My receiver is a Neewer® Fs-r9b 2.4g 8ch Receiver Rx-9x8c For Turnigy 9x Fs-th9b 9ch Transmitter. Obviously get a receiver compatible with your transmitter. To make all of the controls super easy, I use an IMX-1 invertible RC tank mixer drive computer. Information and user guide HERE. Be sure to do the recommended calibration. I put the drive input in channel 3, steering input in channel 1, and invert in channel 5 (this comes in handy but is not required). This set up allows for intuitive control of the whole robot on the right stick of the transmitter. Channels may vary between RC systems.

Plug the ESC signal wires into the front of the IMX-1 mixer. The white wires (signal) should be facing the inside of the board.

Also pictured is a Novak 5626 Glitch Buster Capacitor. This can plug into any channel and prevent radio glitchs caused by high amp motors being near the receiver. I was having a few glitches here and there. This capacitor makes everything smooth and glitch free.

Step 20: Center Piece

The center of the robot is a 3" piece of aluminum channel attached with (545532) Channel Connector Plate A and four screws. I cut a small corner of the channel out with a jig saw to make room for wires coming out of the battery.

Step 21: Attaching Ballast

The bottom piece of 6" channel is also connected with (545532) Channel Connector Plate A and four screws.

Step 22: The Ballast

I made my ballast using lead wheel weights for balancing car wheels. These conveniently have double sided tape already on them. I used about 1.5-2 lbs of weight to fill up a piece of 6" aluminum channel. Be sure to leave space in the middle for the battery to sit. Be sure to not add too much weight to the sides or bottom or it will hit the sphere after final assembly. I also attached craft foam (like egg carton foam) to the bottom using zip ties. This is optional but helps eliminate wobble from the robot.

Step 23: Careful!

I used 2x - 18 in. Clear Acrylic Globes - with 8 in. Neckless Opening - American 3202-18020-017. These are quit fragile. I used a dremel and cut off wheel most successfully to cut mine but still melted a bit of plastic. These will shatter so be careful.
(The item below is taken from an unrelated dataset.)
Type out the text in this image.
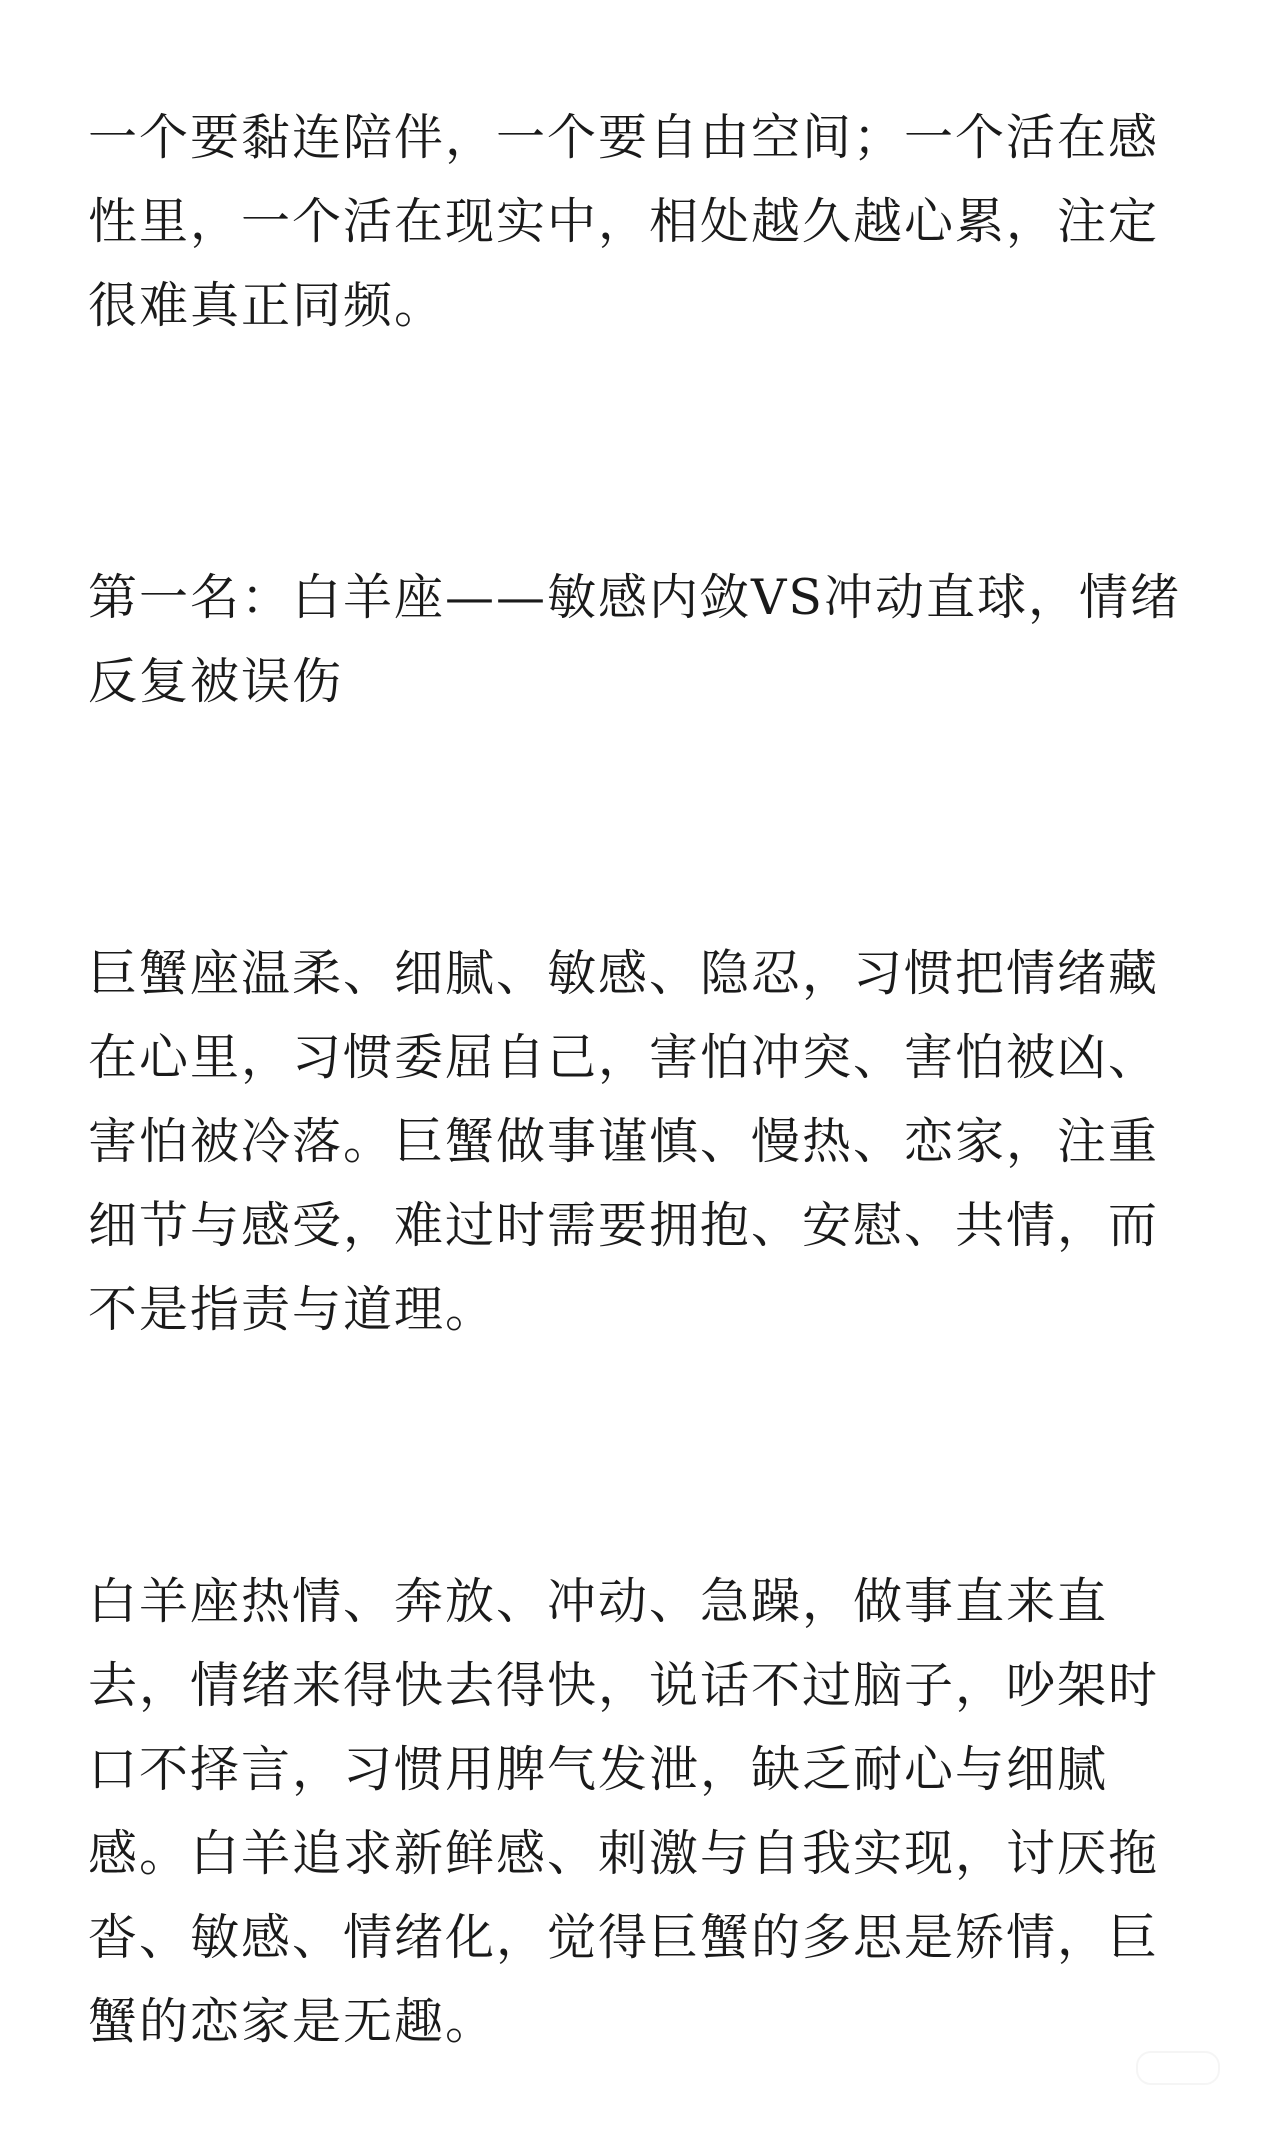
一个要黏连陪伴，一个要自由空间；一个活在感性里，一个活在现实中，相处越久越心累，注定很难真正同频。

第一名：白羊座——敏感内敛VS冲动直球，情绪反复被误伤

巨蟹座温柔、细腻、敏感、隐忍，习惯把情绪藏在心里，习惯委屈自己，害怕冲突、害怕被凶、害怕被冷落。巨蟹做事谨慎、慢热、恋家，注重细节与感受，难过时需要拥抱、安慰、共情，而不是指责与道理。

白羊座热情、奔放、冲动、急躁，做事直来直去，情绪来得快去得快，说话不过脑子，吵架时口不择言，习惯用脾气发泄，缺乏耐心与细腻感。白羊追求新鲜感、刺激与自我实现，讨厌拖沓、敏感、情绪化，觉得巨蟹的多思是矫情，巨蟹的恋家是无趣。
Step 24: Prep Sphere, Cut Circle, Glue Tabs

You will need 2x - 18 in. Clear Acrylic Globes - with 8 in. Neckless Opening - American 3202-18020-017. Use the opening of one sphere as a stencil to cut a circle out of the other sphere (8"). I used a dremel sanding tool to score the inside of the opening so epoxy will stick better. Cut 8 rectangles out of 1/16" thick balsa wood (can use box cutter/knife). The rectangles are 1" x 1-3/4" each. Using 5 min epoxy, glue the rectangles to the inside of the sphere as shown. the placement of the wood "tabs" allow for the robot to slide in and out of the sphere. I beveled the edges of the tabs so later the wheels can ruin over them more easily.

Step 25: You're Done!

The robot is now complete. See my video for a demo. Be careful taking it in and out of the sphere so you don't break the wooden tabs. I close the "door" of the sphere using duct tape at the moment but I'm working on a latching mechanism.